Way Back When
Many franchises run out of steam by the time they reach their third game, but that wasn’t the case for 1996’s Donkey Kong Country 3: Dixie Kong’s Double Trouble! Instead, this final game of Rare’s SNES trilogy was every bit as ambitious and polished as the two games that preceded it, once again changing up the lineup of characters and setting to provide players with a fresh experience within a familiar series. Using the same state-of-the-art Silicon Graphics technology, which allowed Rare to compress 3D models into sprites to give the games a unique visual style, Dixie Kong’s Double Trouble! was a gorgeous, colorful platformer filled to the brim with inventive level design, exceptional music, and compelling gameplay mechanics.
Surprising no one, King K. Rool appeared as the game’s primary antagonist once again, this time having captured both Donkey and Diddy Kong. Dixie Kong and her baby cousin Kiddy Kong were forced to set out on a quest to find the father and son duo and once again take down the crocodilian authoritarian for a third time. Working their way across the fictionalized land known as the Northern Kremisphere, Dixie and Kiddy explored a far more open-ended world map than previous entries by using a variety of vehicles and solving some light puzzles as they sought out the game’s dense forests, oppressive factories, and surreal underwater reefs. All of the franchise staples returned, too, including challenging platforming, animal companions, and plenty of barrel blasting, proving that Rare was aiming to perfect what worked rather than taking huge risks.
This decision to keep things so recognizable was both a blessing and a curse for Dixie Kong’s Double Trouble! Critics praised the game for its fantastic core gameplay and continued dedication to its unparalleled art direction, but there was an identifiable level of burnout among many, especially during a time when new consoles like the Nintendo 64 and PlayStation had released and started to pull attention away from Nintendo’s 16-bit SNES. It ultimately sold 3.5 million copies worldwide, and despite being widely considered the least essential of the original Donkey Kong Country trilogy, it nevertheless offered an incredibly fun time for returning fans and newcomers alike.
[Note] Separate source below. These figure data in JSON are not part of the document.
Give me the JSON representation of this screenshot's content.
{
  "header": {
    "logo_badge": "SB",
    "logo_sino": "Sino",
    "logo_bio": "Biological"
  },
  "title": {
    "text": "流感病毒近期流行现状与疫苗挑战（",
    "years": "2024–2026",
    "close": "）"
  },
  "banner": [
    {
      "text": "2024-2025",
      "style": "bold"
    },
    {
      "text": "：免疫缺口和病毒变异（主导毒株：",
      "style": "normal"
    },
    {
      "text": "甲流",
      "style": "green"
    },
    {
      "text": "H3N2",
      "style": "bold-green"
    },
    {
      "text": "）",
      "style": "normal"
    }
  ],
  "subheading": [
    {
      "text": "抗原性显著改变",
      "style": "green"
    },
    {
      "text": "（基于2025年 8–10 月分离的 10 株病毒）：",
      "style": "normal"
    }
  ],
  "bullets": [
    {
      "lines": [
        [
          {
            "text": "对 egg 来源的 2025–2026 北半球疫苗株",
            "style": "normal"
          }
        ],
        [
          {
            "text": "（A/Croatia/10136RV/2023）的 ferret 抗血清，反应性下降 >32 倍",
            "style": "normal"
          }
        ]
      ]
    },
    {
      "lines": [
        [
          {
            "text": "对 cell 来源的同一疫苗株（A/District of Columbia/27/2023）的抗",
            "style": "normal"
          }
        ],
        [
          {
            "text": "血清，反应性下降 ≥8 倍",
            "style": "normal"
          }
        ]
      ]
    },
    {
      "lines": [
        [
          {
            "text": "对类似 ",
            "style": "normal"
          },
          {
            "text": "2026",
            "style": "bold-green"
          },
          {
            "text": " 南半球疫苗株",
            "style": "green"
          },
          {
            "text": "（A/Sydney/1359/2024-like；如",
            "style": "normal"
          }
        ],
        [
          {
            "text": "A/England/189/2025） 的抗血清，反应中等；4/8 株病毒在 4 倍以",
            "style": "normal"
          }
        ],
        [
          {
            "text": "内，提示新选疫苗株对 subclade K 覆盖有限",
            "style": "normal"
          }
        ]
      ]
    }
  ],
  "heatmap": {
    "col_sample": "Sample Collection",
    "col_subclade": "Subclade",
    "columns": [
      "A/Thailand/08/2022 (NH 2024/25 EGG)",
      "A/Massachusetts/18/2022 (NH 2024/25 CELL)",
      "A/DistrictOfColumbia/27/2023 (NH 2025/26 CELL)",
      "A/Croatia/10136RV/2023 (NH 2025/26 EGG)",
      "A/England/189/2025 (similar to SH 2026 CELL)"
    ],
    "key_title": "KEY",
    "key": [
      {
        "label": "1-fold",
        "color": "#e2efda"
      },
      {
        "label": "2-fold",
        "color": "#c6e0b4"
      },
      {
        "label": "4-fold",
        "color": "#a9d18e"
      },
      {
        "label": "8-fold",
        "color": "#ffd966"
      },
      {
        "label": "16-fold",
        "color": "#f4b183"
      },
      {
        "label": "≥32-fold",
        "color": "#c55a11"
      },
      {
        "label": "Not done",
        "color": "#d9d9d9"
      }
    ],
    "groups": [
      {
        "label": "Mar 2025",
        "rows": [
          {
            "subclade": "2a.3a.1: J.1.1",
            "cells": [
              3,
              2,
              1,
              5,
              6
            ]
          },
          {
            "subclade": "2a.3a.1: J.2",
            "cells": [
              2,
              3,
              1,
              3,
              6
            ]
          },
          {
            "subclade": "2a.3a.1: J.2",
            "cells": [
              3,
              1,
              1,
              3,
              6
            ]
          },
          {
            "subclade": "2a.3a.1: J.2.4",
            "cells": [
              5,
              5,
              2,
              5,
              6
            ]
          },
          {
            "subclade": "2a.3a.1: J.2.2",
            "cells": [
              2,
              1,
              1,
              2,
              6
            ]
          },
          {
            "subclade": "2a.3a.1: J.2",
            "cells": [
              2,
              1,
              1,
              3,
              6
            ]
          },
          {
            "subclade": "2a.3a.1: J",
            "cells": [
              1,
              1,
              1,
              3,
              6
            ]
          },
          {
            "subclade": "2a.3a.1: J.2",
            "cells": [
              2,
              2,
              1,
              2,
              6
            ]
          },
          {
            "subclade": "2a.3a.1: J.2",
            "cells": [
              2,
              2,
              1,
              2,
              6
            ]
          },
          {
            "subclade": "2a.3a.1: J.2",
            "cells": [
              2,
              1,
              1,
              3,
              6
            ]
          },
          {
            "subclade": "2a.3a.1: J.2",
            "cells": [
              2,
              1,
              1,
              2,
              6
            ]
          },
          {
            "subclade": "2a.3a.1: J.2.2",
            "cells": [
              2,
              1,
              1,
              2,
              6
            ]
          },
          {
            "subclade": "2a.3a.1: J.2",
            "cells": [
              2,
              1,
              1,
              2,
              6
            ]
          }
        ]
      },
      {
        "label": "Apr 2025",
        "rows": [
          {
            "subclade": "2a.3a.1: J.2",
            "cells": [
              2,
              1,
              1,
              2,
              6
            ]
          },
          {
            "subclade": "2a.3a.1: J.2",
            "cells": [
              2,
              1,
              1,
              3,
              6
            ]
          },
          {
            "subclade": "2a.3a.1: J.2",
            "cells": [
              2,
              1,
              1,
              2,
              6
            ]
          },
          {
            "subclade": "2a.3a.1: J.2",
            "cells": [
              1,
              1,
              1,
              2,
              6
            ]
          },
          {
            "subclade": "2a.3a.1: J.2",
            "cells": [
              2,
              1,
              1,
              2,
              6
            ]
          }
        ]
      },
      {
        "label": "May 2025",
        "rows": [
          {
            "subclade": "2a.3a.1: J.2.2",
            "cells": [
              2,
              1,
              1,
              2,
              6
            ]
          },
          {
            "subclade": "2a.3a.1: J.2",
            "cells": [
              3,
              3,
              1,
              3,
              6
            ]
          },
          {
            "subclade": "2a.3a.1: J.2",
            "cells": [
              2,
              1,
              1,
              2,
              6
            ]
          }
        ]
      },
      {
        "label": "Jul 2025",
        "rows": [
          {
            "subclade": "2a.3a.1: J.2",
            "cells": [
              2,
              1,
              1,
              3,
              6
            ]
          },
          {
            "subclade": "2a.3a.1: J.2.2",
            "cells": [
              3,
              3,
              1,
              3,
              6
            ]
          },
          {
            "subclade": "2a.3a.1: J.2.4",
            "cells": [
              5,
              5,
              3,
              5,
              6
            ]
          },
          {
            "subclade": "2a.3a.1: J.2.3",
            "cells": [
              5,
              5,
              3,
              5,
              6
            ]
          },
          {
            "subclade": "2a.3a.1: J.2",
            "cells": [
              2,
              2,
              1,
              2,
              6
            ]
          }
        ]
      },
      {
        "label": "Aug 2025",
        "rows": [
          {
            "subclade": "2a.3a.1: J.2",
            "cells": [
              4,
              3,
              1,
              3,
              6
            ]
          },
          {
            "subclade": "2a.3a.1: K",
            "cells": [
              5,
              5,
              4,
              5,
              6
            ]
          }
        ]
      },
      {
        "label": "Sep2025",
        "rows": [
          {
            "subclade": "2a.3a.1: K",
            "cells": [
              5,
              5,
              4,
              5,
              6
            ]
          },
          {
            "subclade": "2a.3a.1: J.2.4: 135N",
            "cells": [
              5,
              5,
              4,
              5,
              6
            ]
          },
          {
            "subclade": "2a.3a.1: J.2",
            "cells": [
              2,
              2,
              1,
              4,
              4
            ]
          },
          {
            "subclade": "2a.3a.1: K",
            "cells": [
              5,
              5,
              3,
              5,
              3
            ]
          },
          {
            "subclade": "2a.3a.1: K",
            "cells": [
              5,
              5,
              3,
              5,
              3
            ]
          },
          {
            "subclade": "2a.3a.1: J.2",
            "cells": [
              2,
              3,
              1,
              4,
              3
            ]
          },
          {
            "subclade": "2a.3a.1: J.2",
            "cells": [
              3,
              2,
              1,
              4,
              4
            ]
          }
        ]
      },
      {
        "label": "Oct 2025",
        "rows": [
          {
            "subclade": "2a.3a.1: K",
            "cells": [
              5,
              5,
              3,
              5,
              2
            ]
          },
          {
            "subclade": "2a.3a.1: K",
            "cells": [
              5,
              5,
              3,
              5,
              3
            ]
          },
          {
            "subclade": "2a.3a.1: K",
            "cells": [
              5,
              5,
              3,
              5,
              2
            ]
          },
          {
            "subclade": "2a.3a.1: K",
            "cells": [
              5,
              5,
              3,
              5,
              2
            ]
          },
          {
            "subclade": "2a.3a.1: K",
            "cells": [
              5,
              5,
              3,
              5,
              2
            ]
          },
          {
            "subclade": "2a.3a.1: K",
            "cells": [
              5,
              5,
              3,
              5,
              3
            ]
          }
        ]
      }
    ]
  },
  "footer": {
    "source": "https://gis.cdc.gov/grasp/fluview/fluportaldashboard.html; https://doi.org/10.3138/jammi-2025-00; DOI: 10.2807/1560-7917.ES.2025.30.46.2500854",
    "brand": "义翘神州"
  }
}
Sadly, the game marked the end of the franchise for over a decade, though Retro Studios revived it with 2010’s Donkey Kong Country Returns for Wii (and eventually 3DS) and then followed it up with 2014’s Donkey Kong Country: Tropical Freeze for Wii U (and eventually Switch).
Where You Can Play It Now
Looking to jump into the final game of the trilogy right away? You’ve got a few options, but if you’re wanting to be as efficient as possible, you’ll probably want to give it a go via the Nintendo Switch Online service. It’s worth noting, though, that the subscription costs $3.99 a month or $19.99 a year.
Here’s the modern platforms on which you can access Donkey Kong Country 3: Dixie Kong’s Double Trouble!:
- Wii U (Virtual Console)
- New Nintendo 3DS (Virtual Console)
- Nintendo Switch (via Nintendo Switch Online membership)
Both Donkey Kong Country and Donkey Kong Country 2: Diddy’s Kong Quest are also available on all of those same platforms. Finishing up all three of the SNES games is likely to work up your appetite for more, too, so you’ll want to look into the rest of the series. You can do so by tracking down Donkey Kong Country Returns (Wii, 3DS) and Donkey Kong Country: Tropical Freeze (Wii U, Switch) to see the franchise through. Sadly, that marks the end of the road, but hopefully we’ll hear more about a new game in the near future.